Hb Hofu is a rare negatively-charged Hb variant that was first discovered in the Yamaguchi Prefecture of Japan in 1968.[2]. An early Indian report in 1978 described 10 cases (8 Hofu heterozygotes and two double heterozygotes for Hofu and Sickle Hb) in two Valmiki families [4]. The mutation results in β16(H4) Val→Glu substitution and produces a negatively charged unstable hemoglobin molecule. The clinical phenotype is usually mild or even asymptomatic in the heterozygous state [2-4]. Two previously reported cases where Hb Hofu was co-inherited in a compound heterozygous state with β0-thalassemia had a clinical presentation of mild thalassemia intermedia (Hb ranging from 9.0-9.5 g%). One of the patients required two transfusions during pregnancy [5,6].
The present familial series highlights several important observations.
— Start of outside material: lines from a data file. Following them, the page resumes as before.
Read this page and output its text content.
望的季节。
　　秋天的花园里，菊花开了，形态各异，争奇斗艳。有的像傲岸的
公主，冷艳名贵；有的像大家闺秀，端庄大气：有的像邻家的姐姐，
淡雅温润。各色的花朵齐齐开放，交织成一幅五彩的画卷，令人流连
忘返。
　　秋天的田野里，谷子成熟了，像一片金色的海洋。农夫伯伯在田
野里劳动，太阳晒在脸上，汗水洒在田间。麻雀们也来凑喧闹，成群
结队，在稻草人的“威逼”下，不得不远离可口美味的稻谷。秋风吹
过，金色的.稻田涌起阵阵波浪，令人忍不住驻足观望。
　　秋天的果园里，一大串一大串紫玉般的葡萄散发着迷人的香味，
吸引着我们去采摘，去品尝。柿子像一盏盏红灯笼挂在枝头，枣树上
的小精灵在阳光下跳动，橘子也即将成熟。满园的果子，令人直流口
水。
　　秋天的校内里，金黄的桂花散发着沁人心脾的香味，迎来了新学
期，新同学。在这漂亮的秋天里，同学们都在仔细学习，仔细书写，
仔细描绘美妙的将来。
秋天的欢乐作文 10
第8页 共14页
First, the characteristic abnormal hump in the ascending limb of HbA0 on CE-HPLC was reproducibly identified in both affected siblings, emphasizing the importance of careful chromatographic interpretation in rare hemoglobin variants.
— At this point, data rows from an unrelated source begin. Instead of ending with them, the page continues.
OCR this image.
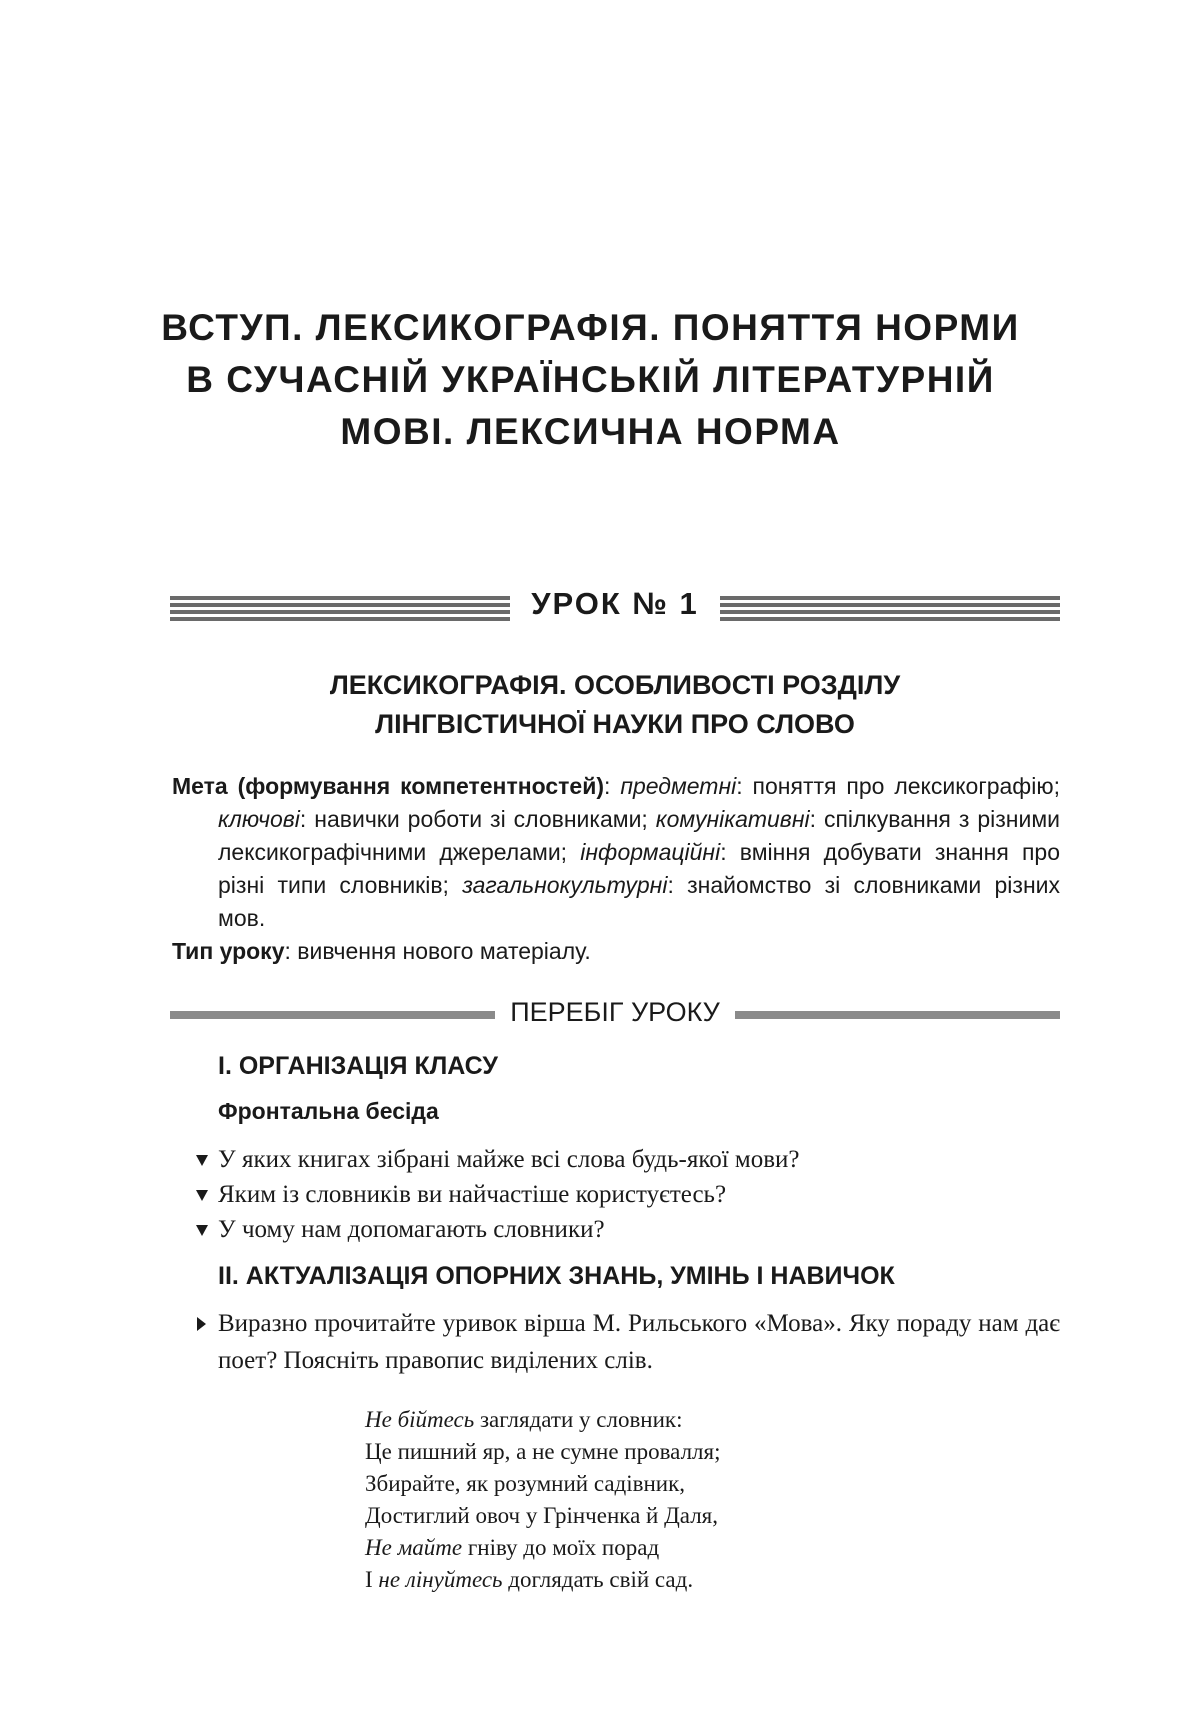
ВСТУП. ЛЕКСИКОГРАФІЯ. ПОНЯТТЯ НОРМИ
В СУЧАСНІЙ УКРАЇНСЬКІЙ ЛІТЕРАТУРНІЙ
МОВІ. ЛЕКСИЧНА НОРМА
УРОК № 1
ЛЕКСИКОГРАФІЯ. ОСОБЛИВОСТІ РОЗДІЛУ
ЛІНГВІСТИЧНОЇ НАУКИ ПРО СЛОВО

Мета (формування компетентностей): предметні: поняття про лексикографію; ключові: навички роботи зі словниками; комунікативні: спілкування з різними лексикографічними джерелами; інформаційні: вміння добувати знання про різні типи словників; загальнокультурні: знайомство зі словниками різних мов.

Тип уроку: вивчення нового матеріалу.

ПЕРЕБІГ УРОКУ
I. ОРГАНІЗАЦІЯ КЛАСУ
Фронтальна бесіда
У яких книгах зібрані майже всі слова будь-якої мови?
Яким із словників ви найчастіше користуєтесь?
У чому нам допомагають словники?
II. АКТУАЛІЗАЦІЯ ОПОРНИХ ЗНАНЬ, УМІНЬ І НАВИЧОК
Виразно прочитайте уривок вірша М. Рильського «Мова». Яку пораду нам дає поет? Поясніть правопис виділених слів.
Не бійтесь заглядати у словник:
Це пишний яр, а не сумне провалля;
Збирайте, як розумний садівник,
Достиглий овоч у Грінченка й Даля,
Не майте гніву до моїх порад
І не лінуйтесь доглядать свій сад.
Second, despite harboring the Hb Hofu mutation, the affected siblings (case 1 & 2) demonstrated relatively preserved hemoglobin levels and only mild microcytosis without marked evidence of ongoing hemolysis. This observation supports the generally mild phenotype previously described with heterozygous Hb Hofu.
Third, all siblings demonstrated heterozygous UGT1A1 promoter polymorphism [A(TA)6TAA][A(TA)7TAA], suggesting co-inheritance of Gilbert syndrome spectrum abnormality within the family. Presence of UGT1A1 polymorphism may contribute to disproportionate indirect hyperbilirubinemia in patients with even mild hemoglobin instability.
The coexistence of inherited bilirubin conjugation defects and unstable hemoglobin variants may complicate clinical interpretation of jaundice. Recognition of such combined genetic abnormalities is important to avoid unnecessary evaluation for acquired liver disease or hemolytic conditions.
We report a familial case series of Hb Hofu associated with heterozygous UGT1A1 promoter polymorphism in Indian siblings. Characteristic HPLC findings combined with molecular confirmation facilitated diagnosis of this rare unstable hemoglobin variant. The study highlights the importance of integrated hematological and molecular evaluation in patients with unexplained indirect hyperbilirubinemia and uncommon hemoglobin variants.
Conflict of interest statement. None of the authors have any conflict of interest to declare.
Funding statement. No funding was received for this work.
Data availability statement. All data reported in this manuscript is available with the corresponding author and will be made available on request.